Right now there are no clouds on the horizon for Rob Walker, who plans to launch the Solar Boat Challenge in October next year on the back of success with solar cars.
“My business runs the (SASOL-sponsored) solar car race and so we are in a unique position in terms of understanding what these types of events require,” Walker told SABBEX in a recent interview.
“We’ve been looking for some time how to get into the solar boat world.”
The idea is to provide a space for teams to compete against each other within various classes, ranging from high school league to privateer teams intent on showcasing their design finesse. In this way the race would mimic similar races overseas which typically attract technological innovation. The event is therefore as much about entertainment as it is a business incubator.
Explained Walker: “It is a big push for innovation and for what I would call efficiency and reliability in renewables.”

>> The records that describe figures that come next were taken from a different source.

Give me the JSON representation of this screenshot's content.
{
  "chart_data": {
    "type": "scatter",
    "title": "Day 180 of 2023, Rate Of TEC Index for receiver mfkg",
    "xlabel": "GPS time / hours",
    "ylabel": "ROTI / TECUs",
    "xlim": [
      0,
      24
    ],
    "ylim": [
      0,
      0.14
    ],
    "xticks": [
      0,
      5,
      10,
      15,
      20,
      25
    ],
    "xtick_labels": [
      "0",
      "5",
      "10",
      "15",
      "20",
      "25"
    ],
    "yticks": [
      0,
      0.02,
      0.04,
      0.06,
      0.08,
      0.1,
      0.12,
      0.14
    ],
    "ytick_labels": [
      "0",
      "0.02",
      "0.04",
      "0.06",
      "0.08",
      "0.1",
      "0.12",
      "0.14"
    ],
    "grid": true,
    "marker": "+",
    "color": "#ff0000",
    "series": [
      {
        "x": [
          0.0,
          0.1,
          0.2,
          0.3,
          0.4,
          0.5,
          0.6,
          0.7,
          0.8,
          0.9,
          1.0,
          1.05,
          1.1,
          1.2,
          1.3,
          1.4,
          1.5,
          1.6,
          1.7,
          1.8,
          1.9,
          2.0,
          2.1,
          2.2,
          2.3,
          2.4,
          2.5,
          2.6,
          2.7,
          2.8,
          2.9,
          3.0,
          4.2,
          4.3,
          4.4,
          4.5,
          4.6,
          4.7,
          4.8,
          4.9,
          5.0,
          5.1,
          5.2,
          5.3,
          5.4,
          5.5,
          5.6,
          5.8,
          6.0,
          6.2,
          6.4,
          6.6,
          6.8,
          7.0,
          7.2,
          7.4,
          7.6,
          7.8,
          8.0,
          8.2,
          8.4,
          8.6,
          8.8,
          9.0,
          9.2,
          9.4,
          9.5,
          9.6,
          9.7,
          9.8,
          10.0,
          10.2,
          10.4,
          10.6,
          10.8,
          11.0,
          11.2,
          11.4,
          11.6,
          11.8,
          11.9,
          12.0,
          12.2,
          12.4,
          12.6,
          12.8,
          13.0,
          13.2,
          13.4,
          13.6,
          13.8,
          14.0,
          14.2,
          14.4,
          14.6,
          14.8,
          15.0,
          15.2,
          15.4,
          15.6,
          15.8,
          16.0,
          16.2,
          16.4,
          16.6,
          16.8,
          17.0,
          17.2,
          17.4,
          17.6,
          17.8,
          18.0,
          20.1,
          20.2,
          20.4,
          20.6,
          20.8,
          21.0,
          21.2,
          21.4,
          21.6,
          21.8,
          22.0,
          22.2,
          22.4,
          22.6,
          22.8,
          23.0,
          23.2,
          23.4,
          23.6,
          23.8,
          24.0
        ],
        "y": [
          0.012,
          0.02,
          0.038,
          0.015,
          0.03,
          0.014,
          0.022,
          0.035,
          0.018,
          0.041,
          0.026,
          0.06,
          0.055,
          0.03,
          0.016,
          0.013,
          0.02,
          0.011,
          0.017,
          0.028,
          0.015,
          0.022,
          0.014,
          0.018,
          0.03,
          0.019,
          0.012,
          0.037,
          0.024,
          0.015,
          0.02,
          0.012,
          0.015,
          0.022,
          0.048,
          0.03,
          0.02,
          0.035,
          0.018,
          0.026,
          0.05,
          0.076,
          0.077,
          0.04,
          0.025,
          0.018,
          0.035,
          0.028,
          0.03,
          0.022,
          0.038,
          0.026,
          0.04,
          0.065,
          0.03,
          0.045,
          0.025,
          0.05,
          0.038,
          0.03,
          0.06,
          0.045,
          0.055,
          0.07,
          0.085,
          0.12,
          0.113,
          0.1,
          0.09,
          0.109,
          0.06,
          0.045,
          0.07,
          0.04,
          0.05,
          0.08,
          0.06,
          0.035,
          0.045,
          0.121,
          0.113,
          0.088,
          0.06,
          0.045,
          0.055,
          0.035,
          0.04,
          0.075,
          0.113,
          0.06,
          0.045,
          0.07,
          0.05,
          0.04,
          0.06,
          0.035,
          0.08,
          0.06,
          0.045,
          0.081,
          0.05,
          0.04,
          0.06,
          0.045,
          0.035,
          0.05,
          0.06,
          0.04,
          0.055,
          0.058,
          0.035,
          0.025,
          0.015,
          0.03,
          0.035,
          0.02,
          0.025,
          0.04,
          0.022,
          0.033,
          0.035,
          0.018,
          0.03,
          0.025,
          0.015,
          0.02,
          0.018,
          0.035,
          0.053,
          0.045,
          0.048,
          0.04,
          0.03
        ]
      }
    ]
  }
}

“I was intrigued from an event perspective because I haven’t come across anything like this in South Africa. There are ad-hoc gatherings where one or two guys meet, but no kind of event.”
He said discussions are still ongoing but organisers hoped to secure Knysna as a host venue.
“For us as an events company it is about making sure we have something that is viable and which could generate interest among the public, and to have something that will draw sponsors at some point in the near future.”
He said his team had been assisted by solar events company Solar Sport One which manages a world series of solar boat races, among them the benchmark Monaco Solar & Energy Boat Challenge. “They really helped us a lot to get the regulations right and understand what is possible and what is not,” said Walker. “They were very interested in an event in Africa.”
The initial aim is to host an inaugural event, possibly in February next year, and then grow the event into a regular fixture. “The thinking is to get an event on the water, get five or six boats built so that people are talking about it, and then see how we progress,” said Walker, adding that he hoped to secure some international university teams to help generate interest and inspire their local counterparts. “They (the international teams) set the standard. We will say to our local guys, this is what you can aspire to.”
The event would hopefully also inspire youngsters to pursue careers in maths and science by signalling the prospect of “a whole new industry that is coming”, Walker said. “We are saying to them that if they need to be at the forefront (of the technology revolution) and can build amazing things that run on the power of the sun.”
As such the solar race was never conceived to be solely about business revenue: “It is so much more than that. We don’t just want to put on another boating event. We’re looking for something that can move the needle a little bit,” Walker said.
News of the possible solar boat race comes amidst global demand for hybrid electric propulsion leisure boats, many of them made in local boat yards. Cape Town yard Scape recently secured a joint venture with American company Nova Luxe to produce electric propulsion boats for the international market.